Campaign strategist Juan Carlos Ruiz had allegedly joined the fray warning Santamaria if she didn't terminate the "discussion," he would go public with her checkered past. It is not clear what discussion Ruiz wanted to terminate, but Santamaria understood the threat as blackmail. Ruiz is a community organizer with close ties to Voces de la Frontera. He also played a key role in the Latino Redistricting Committee this spring during Milwaukee's redistricting process (unfortunately, they were unable to pass their proposed map).
Witkowiak's camp alleged Perez had centered their campaign around race. Chheda accused Witkowiak of using white consultants for his campaign, yet denied they had initiated an ethnic brawl on Facebook. Witkowiak lost to Perez by 86 votes (3%) and is carefully considering whether a recount is in the public's best interest.
Benjamin Juarez lost to incumbent Bob Donovan in the 8th Aldermanic District by 508 votes (21%). Juarez reigned in endorsements from the who's who of liberal circles such Equality Wisconsin (Gay Rights Group), Voces de la Frontera, State Senator Chris Larson, Jennifer Morales, American Federation of Teachers, and the Shepherd Express. However, it wasn't enough to muster an extra 509 votes needed to clinch a win.

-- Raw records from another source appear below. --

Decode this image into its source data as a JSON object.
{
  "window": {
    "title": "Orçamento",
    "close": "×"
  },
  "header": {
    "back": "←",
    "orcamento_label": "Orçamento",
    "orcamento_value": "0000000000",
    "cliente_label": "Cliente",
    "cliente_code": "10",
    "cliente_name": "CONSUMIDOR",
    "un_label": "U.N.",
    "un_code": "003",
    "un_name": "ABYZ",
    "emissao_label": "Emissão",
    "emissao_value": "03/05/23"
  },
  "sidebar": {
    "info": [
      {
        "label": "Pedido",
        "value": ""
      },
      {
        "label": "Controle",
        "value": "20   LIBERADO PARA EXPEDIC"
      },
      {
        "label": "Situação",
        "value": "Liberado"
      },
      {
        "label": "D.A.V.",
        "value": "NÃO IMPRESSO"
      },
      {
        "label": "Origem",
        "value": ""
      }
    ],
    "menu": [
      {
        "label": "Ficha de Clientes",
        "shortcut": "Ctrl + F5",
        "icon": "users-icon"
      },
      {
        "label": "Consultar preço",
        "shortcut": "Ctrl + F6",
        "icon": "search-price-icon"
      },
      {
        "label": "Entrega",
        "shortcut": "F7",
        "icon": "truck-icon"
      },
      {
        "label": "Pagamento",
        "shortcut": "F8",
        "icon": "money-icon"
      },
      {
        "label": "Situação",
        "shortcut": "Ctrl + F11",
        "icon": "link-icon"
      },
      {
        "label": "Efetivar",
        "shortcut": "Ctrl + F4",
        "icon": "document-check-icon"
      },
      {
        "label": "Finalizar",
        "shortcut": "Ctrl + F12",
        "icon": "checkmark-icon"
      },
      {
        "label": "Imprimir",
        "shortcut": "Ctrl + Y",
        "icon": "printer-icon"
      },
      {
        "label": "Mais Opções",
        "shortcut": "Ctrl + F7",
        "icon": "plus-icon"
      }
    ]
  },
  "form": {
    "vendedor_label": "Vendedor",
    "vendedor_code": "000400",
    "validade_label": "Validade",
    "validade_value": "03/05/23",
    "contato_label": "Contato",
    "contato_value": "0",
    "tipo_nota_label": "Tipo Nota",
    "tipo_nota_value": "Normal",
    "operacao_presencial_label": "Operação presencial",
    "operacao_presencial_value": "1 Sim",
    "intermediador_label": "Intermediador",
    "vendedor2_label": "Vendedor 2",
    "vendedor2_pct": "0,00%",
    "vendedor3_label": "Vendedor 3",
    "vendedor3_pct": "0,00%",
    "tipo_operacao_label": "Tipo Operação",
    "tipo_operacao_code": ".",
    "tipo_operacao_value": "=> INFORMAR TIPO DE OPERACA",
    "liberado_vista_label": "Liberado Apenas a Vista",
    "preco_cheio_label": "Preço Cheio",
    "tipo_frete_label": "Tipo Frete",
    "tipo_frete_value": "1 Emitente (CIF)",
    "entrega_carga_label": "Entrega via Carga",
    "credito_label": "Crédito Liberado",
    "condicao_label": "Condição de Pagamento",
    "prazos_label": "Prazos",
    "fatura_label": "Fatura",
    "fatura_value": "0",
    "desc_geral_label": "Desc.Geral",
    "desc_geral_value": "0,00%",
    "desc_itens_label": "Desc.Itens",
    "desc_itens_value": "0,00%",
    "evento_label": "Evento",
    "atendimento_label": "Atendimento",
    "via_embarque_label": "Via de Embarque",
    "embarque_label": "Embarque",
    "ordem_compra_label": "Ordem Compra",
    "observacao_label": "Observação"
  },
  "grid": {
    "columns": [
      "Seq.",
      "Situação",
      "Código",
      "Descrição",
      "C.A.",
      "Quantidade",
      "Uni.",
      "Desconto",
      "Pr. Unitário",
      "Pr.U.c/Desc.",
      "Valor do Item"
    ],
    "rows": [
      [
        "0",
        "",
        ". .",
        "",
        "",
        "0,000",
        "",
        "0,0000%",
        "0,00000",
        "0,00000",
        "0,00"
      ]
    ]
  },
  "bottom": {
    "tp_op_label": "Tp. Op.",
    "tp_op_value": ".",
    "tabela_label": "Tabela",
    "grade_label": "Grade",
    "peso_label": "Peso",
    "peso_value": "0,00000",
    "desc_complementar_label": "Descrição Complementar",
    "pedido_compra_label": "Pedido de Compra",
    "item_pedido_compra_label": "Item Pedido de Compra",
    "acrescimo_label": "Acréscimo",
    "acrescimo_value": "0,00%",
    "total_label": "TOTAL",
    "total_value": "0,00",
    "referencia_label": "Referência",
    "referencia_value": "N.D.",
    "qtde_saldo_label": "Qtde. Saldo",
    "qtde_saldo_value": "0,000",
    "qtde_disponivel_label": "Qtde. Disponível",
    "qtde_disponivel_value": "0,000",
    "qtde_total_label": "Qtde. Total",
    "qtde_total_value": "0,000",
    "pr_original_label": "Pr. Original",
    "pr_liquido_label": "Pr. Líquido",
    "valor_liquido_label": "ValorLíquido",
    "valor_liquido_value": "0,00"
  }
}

In the Milwaukee County, Sylvia Ortiz lost to Incumbent Peggy Romo West in the 12th County District by 276 votes (13%). Ortiz campaigned hard against West criticizing her for using County resources to aid her reelection. Ortiz was also critical of West for her role in the County's redistricting process claiming that her support in resizing Latino districts was intended only to protect her incumbency.
An open records request recently revealed that West was unsure how to answer redistricting inquiries made by El Conquistador involving her own district and often leaned on Harold Mester - a public relations staffer for the County - for advice and proofreading. Mester also proofread Dimitrijevic's responses to El Conquistador and at one point quipped that El Conquistador was a minor league news outfit.
In the 4th County District, real estate developer Bill Buresh lost to incumbent Marina Dimitrijevic. Although Buresh outspent Dimitrijevic three-to-one, Dimitrijevic pulled out a clear victory by 1,479 votes (33%). This is welcoming news for Dimitrijevic as it will not hinder her longer term objective of becoming the County Board's next Chairperson. We wish her luck in her endeavor.
And finally, Deanna Alexander beat Tracey Corder in the 18th County District by 489 votes (10%). Although Alexander won in a non-Hispanic district, we're giving her a shout out for running a clean campaign without the financial backing of special interest groups. Alexander is expected to be a wildcard on the County Board; but one thing is for certain, Supervisor Dimitrijevic can kiss Alexander's vote for her Board Chairmanship good bye. It's nothing personal, but that's what happens when you endorse the other guy.